The stance I expressed is primarily an economic one. For driver classes covered by the talk (network, graphics, input), the architectural change towards the pluggable device drivers actually reduced the interface complexity, which is beautiful. The main concern were drivers in the order of 100 thousand lines code (thinking of the wifi or intel graphics drivers), which are no longer critical for the liveliness of the system. So when looking at the effort, complexity implications, and benefit, this change is a clear win.
For block drivers, the equation looks different.
First, each of our block drivers (NVMe, AHCI, USB block) comprises about 1500 lines of code. With this rather low complexity, we can attain robustness by the means of code-quality measures. When equaling risk with source-code complexity, the pressure to make block drivers restartable is two orders of magnitudes weaker compared to the drivers mentioned above.
The raft implementations have around 2000 SLOC. Although I don't believe in SLOC as Measurement of complexity I would think it comparable.
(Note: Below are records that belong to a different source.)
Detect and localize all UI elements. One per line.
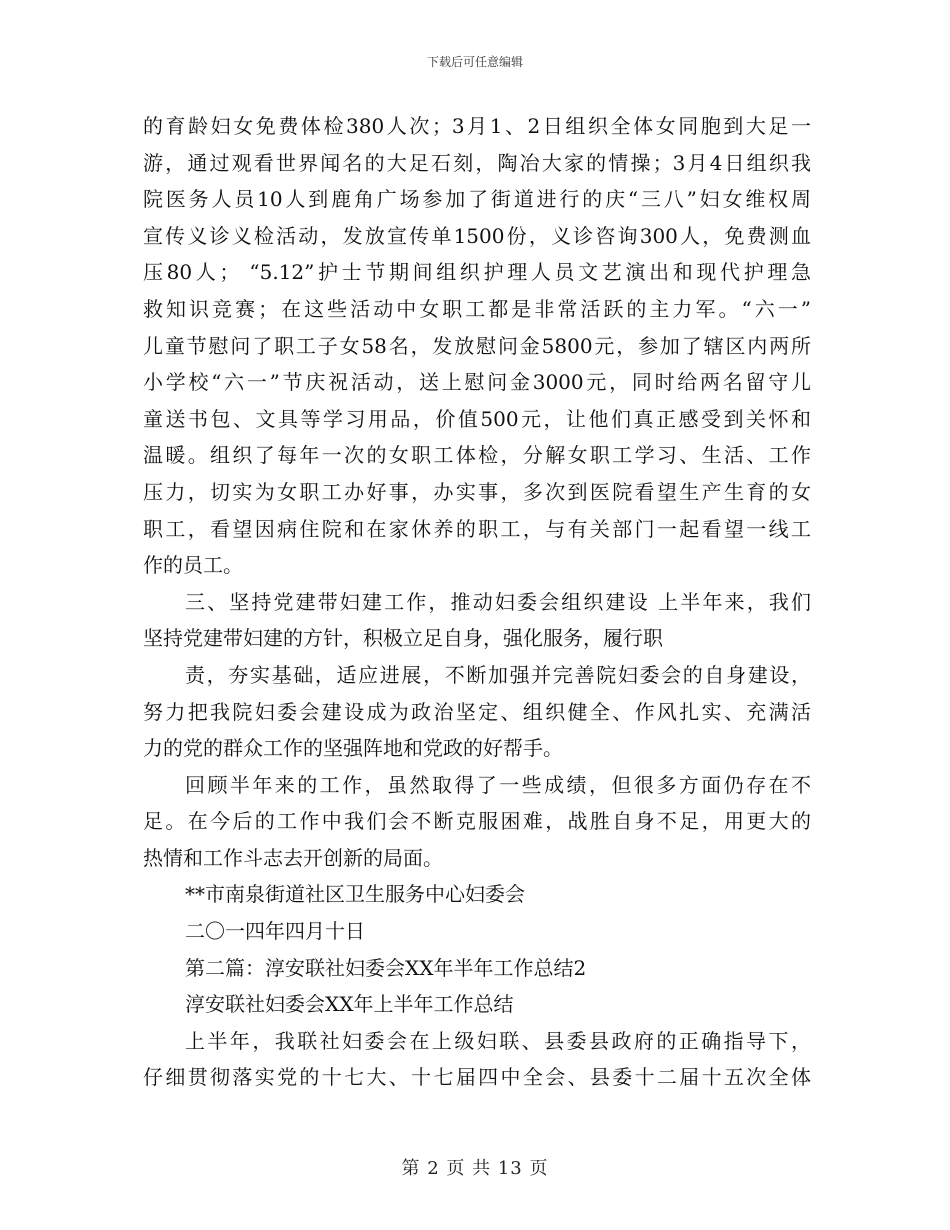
text-line: 回顾半年来的工作，虽然取得了一些成绩，但很多方面仍存在不	[185, 772, 811, 797]
text-line: 游，通过观看世界闻名的大足石刻，陶冶大家的情操；3月4日组织我	[143, 150, 811, 175]
text-line: 的育龄妇女免费体检380人次；3月1、2日组织全体女同胞到大足一	[143, 114, 811, 138]
text-line: 第二篇：淳安联社妇委会XX年半年工作总结2	[185, 955, 587, 980]
text-line: 三、坚持党建带妇建工作，推动妇委会组织建设 上半年来，我们	[185, 589, 811, 614]
text-line: 二〇一四年四月十日	[185, 919, 365, 944]
text-line: 努力把我院妇委会建设成为政治坚定、组织健全、作风扎实、充满活	[143, 699, 811, 724]
text-line: 压力，切实为女职工办好事，办实事，多次到医院看望生产生育的女	[143, 479, 811, 504]
text-line: 坚持党建带妇建的方针，积极立足自身，强化服务，履行职	[143, 626, 663, 651]
text-line: 童送书包、文具等学习用品，价值500元，让他们真正感受到关怀和	[143, 406, 811, 431]
text-line: 温暖。组织了每年一次的女职工体检，分解女职工学习、生活、工作	[143, 443, 811, 468]
text-line: 上半年，我联社妇委会在上级妇联、县委县政府的正确指导下，	[185, 1028, 811, 1053]
page-header: 下载后可任意编辑	[426, 55, 523, 69]
text-line: 压80人； “5.12”护士节期间组织护理人员文艺演出和现代护理急	[143, 260, 811, 285]
text-line: 宣传义诊义检活动，发放宣传单1500份，义诊咨询300人，免费测血	[143, 223, 811, 248]
text-line: 力的党的群众工作的坚强阵地和党政的好帮手。	[143, 736, 563, 761]
document-body	[143, 108, 811, 1096]
text-line: 责，夯实基础，适应进展，不断加强并完善院妇委会的自身建设，	[185, 662, 811, 687]
text-line: 救知识竞赛；在这些活动中女职工都是非常活跃的主力军。“六一”	[143, 296, 811, 321]
text-line: 儿童节慰问了职工子女58名，发放慰问金5800元，参加了辖区内两所	[143, 333, 811, 358]
text-line: 淳安联社妇委会XX年上半年工作总结	[185, 992, 514, 1017]
text-line: 热情和工作斗志去开创新的局面。	[143, 845, 443, 870]
text-line: 作的员工。	[143, 553, 243, 578]
text-line: 仔细贯彻落实党的十七大、十七届四中全会、县委十二届十五次全体	[143, 1065, 811, 1090]
text-line: 院医务人员10人到鹿角广场参加了街道进行的庆“三八”妇女维权周	[143, 187, 811, 212]
text-line: 足。在今后的工作中我们会不断克服困难，战胜自身不足，用更大的	[143, 809, 811, 834]
text-line: 小学校“六一”节庆祝活动，送上慰问金3000元，同时给两名留守儿	[143, 370, 811, 395]
text-line: **市南泉街道社区卫生服务中心妇委会	[185, 882, 525, 907]
page-footer: 第 2 页 共 13 页	[401, 1158, 549, 1179]
text-line: 职工，看望因病住院和在家休养的职工，与有关部门一起看望一线工	[143, 516, 811, 541]
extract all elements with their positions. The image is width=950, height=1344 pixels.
But if the implementation can be shared like ROMFile it would be unimportant because the complexity would be distributed.
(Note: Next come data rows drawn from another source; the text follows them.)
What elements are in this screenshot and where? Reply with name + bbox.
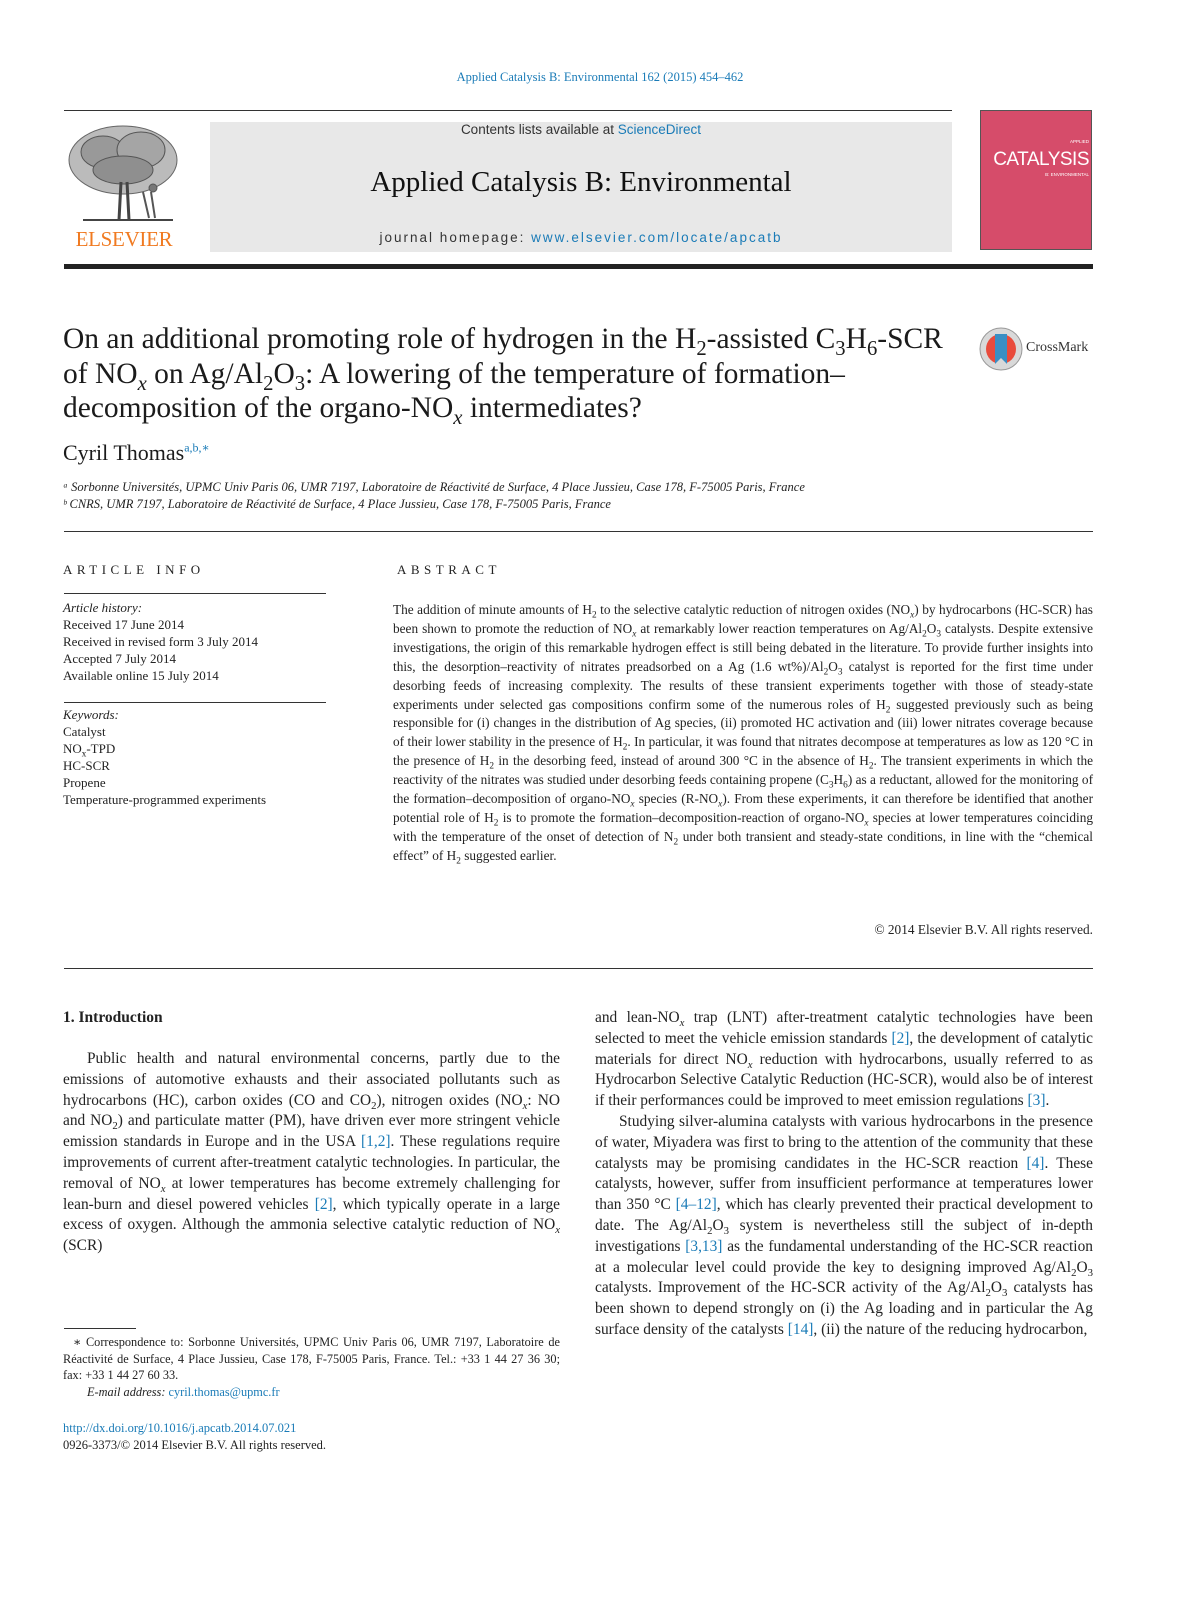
article-title: On an additional promoting role of hydrogen in the $H_2$-assisted $C_3H_6$-SCR of $NO_x$ on $Ag/Al_2O_3$: A lowering of the temperature of formation–decomposition of the organo-$NO_x$ intermediates? bbox=[63, 323, 943, 429]
author-affiliation-marks[interactable]: a,b,∗ bbox=[184, 440, 210, 455]
journal-banner bbox=[210, 122, 952, 252]
crossmark-badge[interactable] bbox=[978, 326, 1094, 374]
reference-link[interactable]: [3,13] bbox=[685, 1237, 723, 1255]
homepage-prefix: journal homepage: bbox=[379, 230, 532, 245]
reference-link[interactable]: [4–12] bbox=[675, 1196, 717, 1214]
homepage-link[interactable]: www.elsevier.com/locate/apcatb bbox=[531, 230, 783, 245]
crossmark-icon bbox=[978, 326, 1024, 372]
cover-subtitle: B: ENVIRONMENTAL bbox=[1045, 172, 1089, 177]
history-online: Available online 15 July 2014 bbox=[63, 667, 219, 683]
correspondence-footnote bbox=[63, 1334, 560, 1400]
doi-block bbox=[63, 1420, 326, 1453]
cover-top-text: APPLIED bbox=[1069, 139, 1089, 144]
history-accepted: Accepted 7 July 2014 bbox=[63, 650, 177, 666]
history-received: Received 17 June 2014 bbox=[63, 616, 184, 632]
body-column-right bbox=[595, 1008, 1093, 1341]
header-rule bbox=[64, 110, 952, 111]
author-line bbox=[63, 440, 210, 466]
title-divider bbox=[64, 531, 1093, 532]
journal-citation-link[interactable]: Applied Catalysis B: Environmental 162 (2015) 454–462 bbox=[456, 70, 744, 84]
reference-link[interactable]: [14] bbox=[787, 1320, 814, 1338]
reference-link[interactable]: [4] bbox=[1026, 1154, 1045, 1172]
intro-paragraph-1: Public health and natural environmental concerns, partly due to the emissions of automotive exhausts and their associated pollutants such as hydrocarbons (HC), carbon oxides (CO and $CO_2$), nitrogen oxides ($NO_x$: NO and $NO_2$) and particulate matter (PM), have driven ever more stringent vehicle emission standards in Europe and in the USA [1,2]. These regulations require improvements of current after-treatment catalytic technologies. In particular, the removal of $NO_x$ at lower temperatures has become extremely challenging for lean-burn and diesel powered vehicles [2], which typically operate in a large excess of oxygen. Although the ammonia selective catalytic reduction of $NO_x$ (SCR) bbox=[63, 1050, 561, 1255]
journal-name: Applied Catalysis B: Environmental bbox=[370, 166, 792, 198]
author-name: Cyril Thomas bbox=[63, 440, 185, 465]
intro-paragraph-1-cont: and lean-$NO_x$ trap (LNT) after-treatment catalytic technologies have been selected to meet the vehicle emission standards [2], the development of catalytic materials for direct $NO_x$ reduction with hydrocarbons, usually referred to as Hydrocarbon Selective Catalytic Reduction (HC-SCR), would also be of interest if their performances could be improved to meet emission regulations [3]. bbox=[595, 1009, 1093, 1110]
contents-prefix: Contents lists available at bbox=[460, 122, 618, 137]
sciencedirect-link[interactable]: ScienceDirect bbox=[617, 122, 702, 137]
reference-link[interactable]: [2] bbox=[314, 1195, 333, 1213]
reference-link[interactable]: [2] bbox=[891, 1029, 910, 1047]
footnote-rule bbox=[64, 1328, 136, 1329]
abstract-divider bbox=[64, 968, 1093, 969]
intro-paragraph-2: Studying silver-alumina catalysts with various hydrocarbons in the presence of water, Miyadera was first to bring to the attention of the community that these catalysts may be promising candidates in the HC-SCR reaction [4]. These catalysts, however, suffer from insufficient performance at temperatures lower than 350 °C [4–12], which has clearly prevented their practical development to date. The $Ag/Al_2O_3$ system is nevertheless still the subject of in-depth investigations [3,13] as the fundamental understanding of the HC-SCR reaction at a molecular level could provide the key to designing improved $Ag/Al_2O_3$ catalysts. Improvement of the HC-SCR activity of the $Ag/Al_2O_3$ catalysts has been shown to depend strongly on (i) the Ag loading and in particular the Ag surface density of the catalysts [14], (ii) the nature of the reducing hydrocarbon, bbox=[595, 1112, 1094, 1338]
abstract-text: The addition of minute amounts of $H_2$ to the selective catalytic reduction of nitrogen oxides $(NO_x)$ by hydrocarbons (HC-SCR) has been shown to promote the reduction of $NO_x$ at remarkably lower reaction temperatures on $Ag/Al_2O_3$ catalysts. Despite extensive investigations, the origin of this remarkable hydrogen effect is still being debated in the literature. To provide further insights into this, the desorption–reactivity of nitrates preadsorbed on a Ag (1.6 $wt\%)/Al_2O_3$ catalyst is reported for the first time under desorbing feeds of increasing complexity. The results of these transient experiments together with those of steady-state experiments under selected gas compositions confirm some of the numerous roles of $H_2$ suggested previously such as being responsible for (i) changes in the distribution of Ag species, (ii) promoted HC activation and (iii) lower nitrates coverage because of their lower stability in the presence of $H_2$. In particular, it was found that nitrates decompose at temperatures as low as 120 °C in the presence of $H_2$ in the desorbing feed, instead of around 300 °C in the absence of $H_2$. The transient experiments in which the reactivity of the nitrates was studied under desorbing feeds containing propene $(C_3H_6)$ as a reductant, allowed for the monitoring of the formation–decomposition of organo-$NO_x$ species $(R-NO_x)$. From these experiments, it can therefore be identified that another potential role of $H_2$ is to promote the formation–decomposition-reaction of organo-$NO_x$ species at lower temperatures coinciding with the temperature of the onset of detection of $N_2$ under both transient and steady-state conditions, in line with the “chemical effect” of $H_2$ suggested earlier. bbox=[393, 602, 1094, 867]
reference-link[interactable]: [1,2] bbox=[361, 1133, 391, 1151]
article-info-heading: ARTICLE INFO bbox=[63, 562, 205, 577]
article-info-rule bbox=[64, 593, 326, 594]
cover-title: CATALYSIS bbox=[993, 149, 1089, 170]
affiliation-a: ᵃ Sorbonne Universités, UPMC Univ Paris 06, UMR 7197, Laboratoire de Réactivité de Surface, 4 Place Jussieu, Case 178, F-75005 Paris, France bbox=[63, 480, 805, 494]
correspondence-text: ∗ Correspondence to: Sorbonne Universités, UPMC Univ Paris 06, UMR 7197, Laboratoire de Réactivité de Surface, 4 Place Jussieu, Case 178, F-75005 Paris, France. Tel.: +33 1 44 27 36 30; fax: +33 1 44 27 60 33. bbox=[63, 1335, 560, 1382]
crossmark-label: CrossMark bbox=[1026, 340, 1089, 355]
email-link[interactable]: cyril.thomas@upmc.fr bbox=[168, 1384, 280, 1399]
keyword-item: HC-SCR bbox=[63, 757, 110, 773]
homepage-line bbox=[210, 230, 952, 245]
keyword-item: $NO_x$-TPD bbox=[63, 740, 116, 759]
keywords-block bbox=[63, 707, 266, 808]
email-line bbox=[63, 1384, 560, 1401]
reference-link[interactable]: [3] bbox=[1027, 1092, 1046, 1110]
doi-link[interactable]: http://dx.doi.org/10.1016/j.apcatb.2014.07.021 bbox=[63, 1421, 297, 1435]
abstract-heading: ABSTRACT bbox=[397, 562, 501, 577]
contents-line bbox=[210, 122, 952, 137]
abstract-copyright: © 2014 Elsevier B.V. All rights reserved. bbox=[874, 922, 1093, 937]
article-history bbox=[63, 600, 258, 685]
body-column-left bbox=[63, 1049, 560, 1257]
email-label: E-mail address: bbox=[87, 1384, 169, 1399]
history-revised: Received in revised form 3 July 2014 bbox=[63, 633, 258, 649]
keyword-item: Propene bbox=[63, 774, 106, 790]
keyword-item: Temperature-programmed experiments bbox=[63, 791, 267, 807]
masthead-divider bbox=[64, 264, 1093, 269]
keyword-item: Catalyst bbox=[63, 723, 106, 739]
keywords-rule bbox=[64, 702, 326, 703]
history-label: Article history: bbox=[63, 600, 143, 615]
elsevier-logo[interactable] bbox=[63, 122, 185, 252]
issn-line: 0926-3373/© 2014 Elsevier B.V. All rights reserved. bbox=[63, 1437, 327, 1452]
section-heading-introduction: 1. Introduction bbox=[63, 1009, 163, 1026]
elsevier-tree-icon bbox=[63, 122, 185, 222]
affiliation-b: ᵇ CNRS, UMR 7197, Laboratoire de Réactivité de Surface, 4 Place Jussieu, Case 178, F-75005 Paris, France bbox=[63, 497, 611, 511]
keywords-label: Keywords: bbox=[63, 707, 119, 722]
elsevier-wordmark: ELSEVIER bbox=[75, 227, 173, 251]
journal-cover-image[interactable] bbox=[980, 110, 1092, 250]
Second, the restartability mechanism would introduce new risks. We are faced with the problem of replicating large states. Even though solutions exist, they introduce new complexity instead of taking away complexity. Intuitively, I think that a solution would likely exceed the 1500 lines of code of the block driver. So the net gain from a risk-assessment perspective is dubious.
The raft implementation would allow additional uses. Like the reorganization of the graphics allows screenshots for free the raft implementation will allow simply powering off the computer. If it is used to allow the seamless update of applications It would allow at the same time continuing the work after powering off and reboot. With additional connectivity to a matching cloud service it's even possible to surprisingly destroying a computer and reboot a brand new computer, connecting to the server and continue the work where the old computer was destroyed. But In contrast to remote desktop the work is done locally and the service only stores data. The difference is important if the connection is flaky.
That being said, please don't take my words as discouragement. If you are interested to explore this direction, I'd be delighted to learn about your findings.
It is pretty discouraging because there is an interdependence between raft and block devices. The other features won't probably work without raft in the block device.